Unlike other CRISPR-based treatments that target common disorders like sickle cell disease or beta thalassemia in large groups of patients, this approach was built specifically for a single patient. “No one has developed a personalized gene-editing therapy for an infant,” said Ahrens-Nicklas. “It was quite a nerve-wracking but exciting day. And it was quite a momentous day.”
Life After the Edit
The first dose was low. The team didn’t want to risk flooding the child’s system with a new drug—especially one never before tested in humans. The therapy’s components, donated by companies like Acuitas Therapeutics and Integrated DNA Technologies, were designed to be redeliverable, allowing multiple infusions over time.
Almost immediately, doctors saw signs of success. KJ could tolerate more protein in his diet, a milestone for children with CPS1. After a second infusion, they began reducing the medications that controlled his ammonia levels. A third dose followed.
When KJ caught a cold—and later, a gastrointestinal infection—doctors braced for a spike in ammonia. Instead, his body coped. “We were very concerned when the baby got sick, but the baby just shrugged the illness off,” said Musunuru.
Today, KJ is nearly ten months old. He sits up in his crib, rolls over, and plays. “That’s big for us,” his mother, Nicole Muldoon, told NPR. “We never thought this was going to happen.”
Still, no one is saying this is a definite cure yet. “This is still really early days,” said Ahrens-Nicklas. “We know we have more to learn from him.”
Kj at the Children’s Hospital of Philadelphia after his third infusion treatment. Credit: Chloe Dawson/Children’s Hospital of Philadelphia
A Glimpse of the Future?
This case marks a turning point in medicine. For the first time, a CRISPR treatment wasn’t designed to help thousands—but one. Fyodor Urnov, a geneticist at the University of California, Berkeley noted, “I think we can say: This is the year when CRISPR-on-demand is truly born.”
As a proof of principle, it shows what’s possible when you blend fast diagnostics, regulatory flexibility, open scientific collaboration, and a modular CRISPR platform. “As a platform, gene editing—built on reusable components and rapid customization—promises a new era of precision medicine,” said Dr. Joni Rutter, director of the NIH’s National Center for Advancing Translational Sciences.
But serious questions remain.
How many patients could benefit from such hyper-personalized treatments? Possibly thousands—especially children with ultra-rare diseases for which no therapies exist.

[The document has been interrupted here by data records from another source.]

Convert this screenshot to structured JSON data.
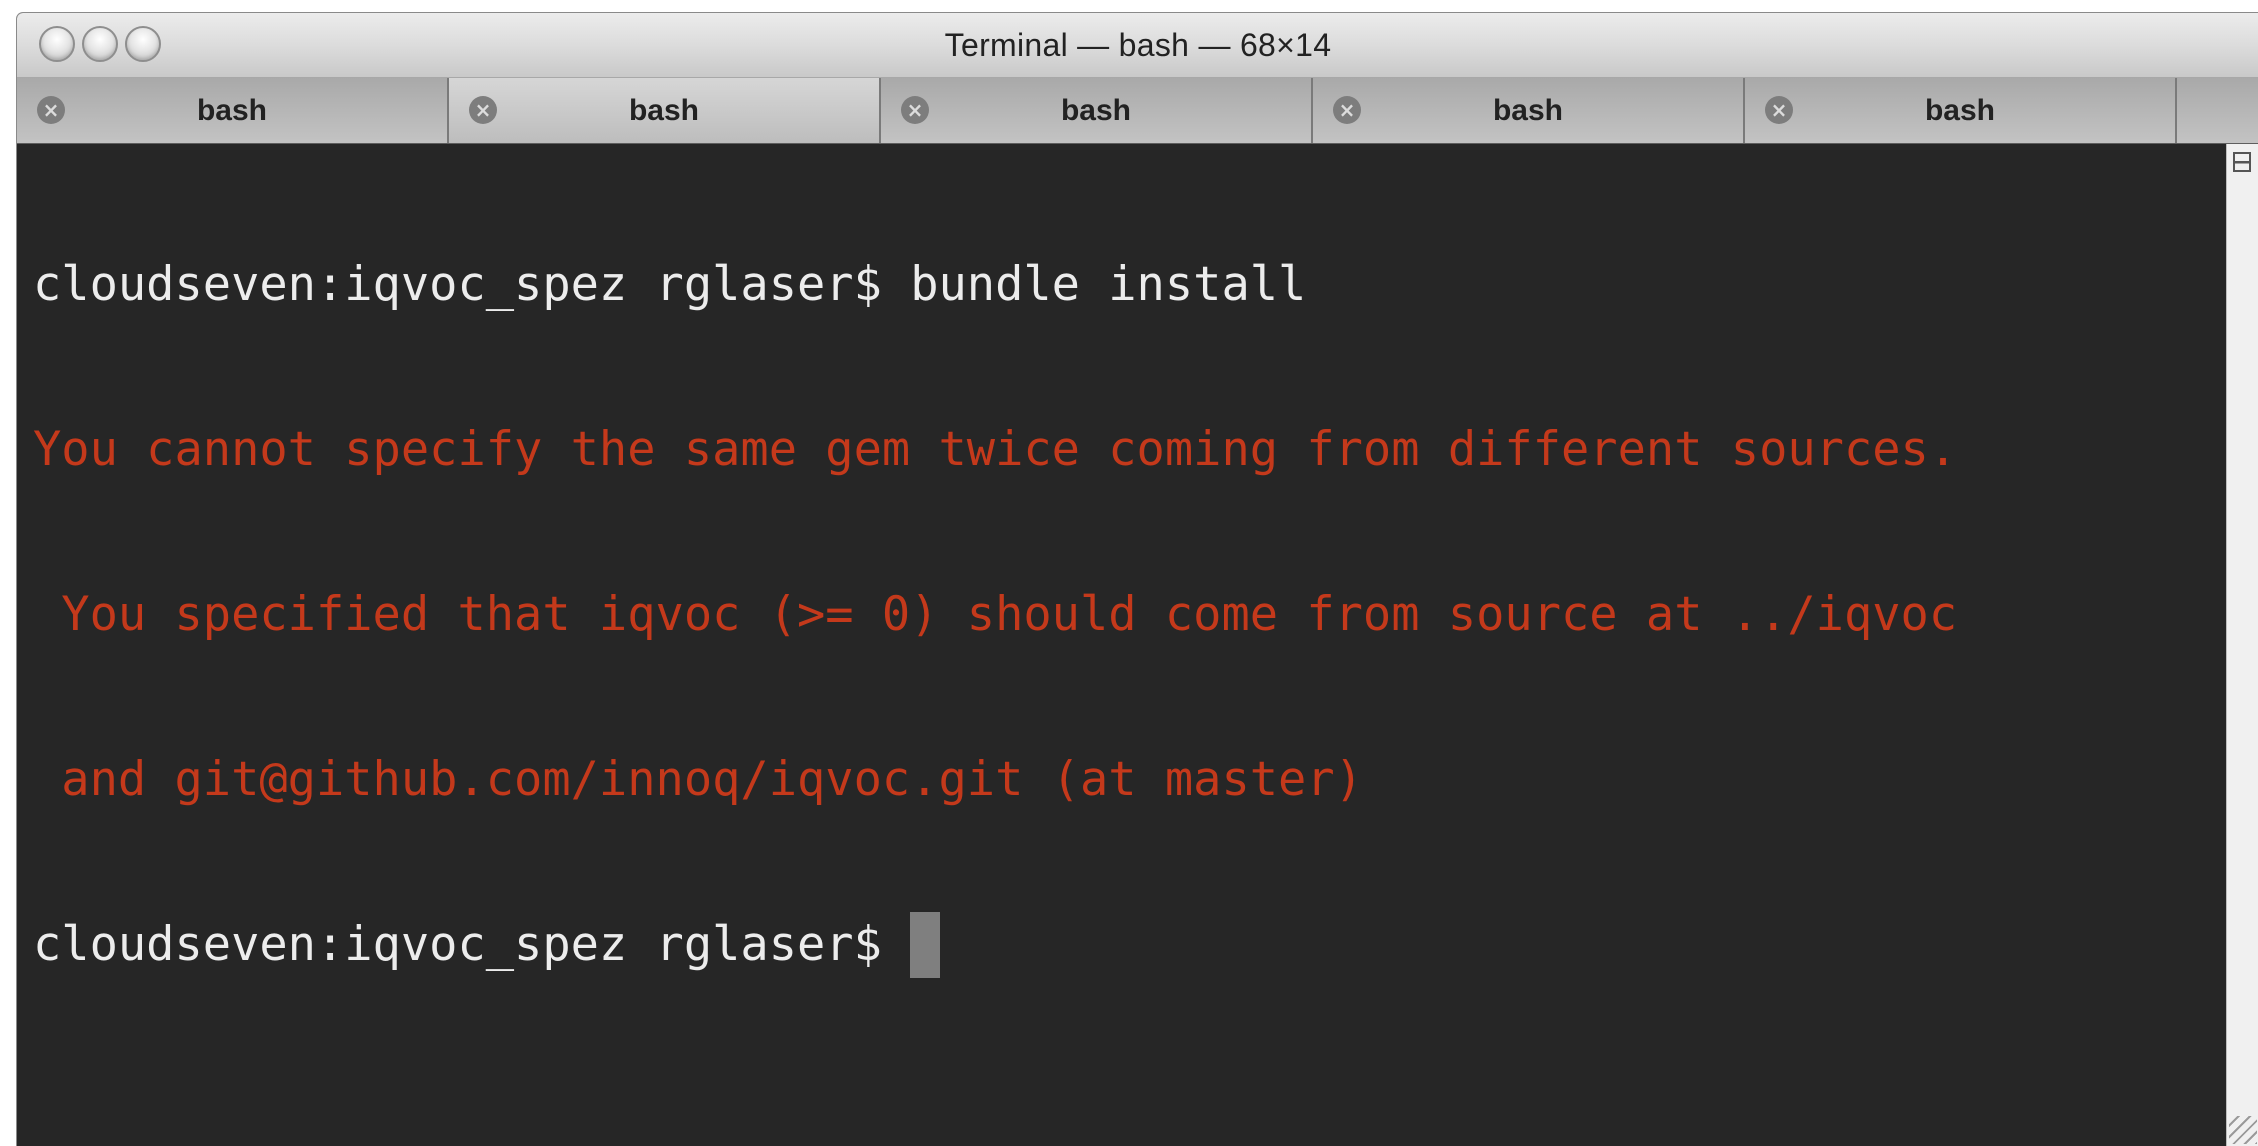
{
  "window": {
    "title": "Terminal — bash — 68×14"
  },
  "tabs": [
    {
      "label": "bash",
      "active": false,
      "close_icon": "×"
    },
    {
      "label": "bash",
      "active": true,
      "close_icon": "×"
    },
    {
      "label": "bash",
      "active": false,
      "close_icon": "×"
    },
    {
      "label": "bash",
      "active": false,
      "close_icon": "×"
    },
    {
      "label": "bash",
      "active": false,
      "close_icon": "×"
    }
  ],
  "terminal": {
    "lines": [
      {
        "text": "cloudseven:iqvoc_spez rglaser$ bundle install",
        "kind": "normal"
      },
      {
        "text": "You cannot specify the same gem twice coming from different sources.",
        "kind": "error"
      },
      {
        "text": " You specified that iqvoc (>= 0) should come from source at ../iqvoc",
        "kind": "error"
      },
      {
        "text": " and git@github.com/innoq/iqvoc.git (at master)",
        "kind": "error"
      },
      {
        "text": "cloudseven:iqvoc_spez rglaser$ ",
        "kind": "normal"
      }
    ],
    "colors": {
      "background": "#262626",
      "normal_text": "#ececec",
      "error_text": "#c4391b",
      "cursor": "#7f7f7f"
    }
  }
}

Can this ever be affordable? That’s harder to answer. Even conventional gene therapies designed for hundreds of people often carry price tags in the millions of dollars. “There’s no great answer to this,” said Dr. Waseem Qasim, a gene therapy expert at University College London, to Nature.
The science is moving quickly. Already, researchers are adapting base editing to tackle other disorders—genetic blindness, sickle cell anemia, and rare neurological diseases. Each therapy will need its own design. But the template is in place.
For now, KJ’s story stands alone. A baby, a mutation, and a one-in-a-million rescue. But it may not stand alone for long.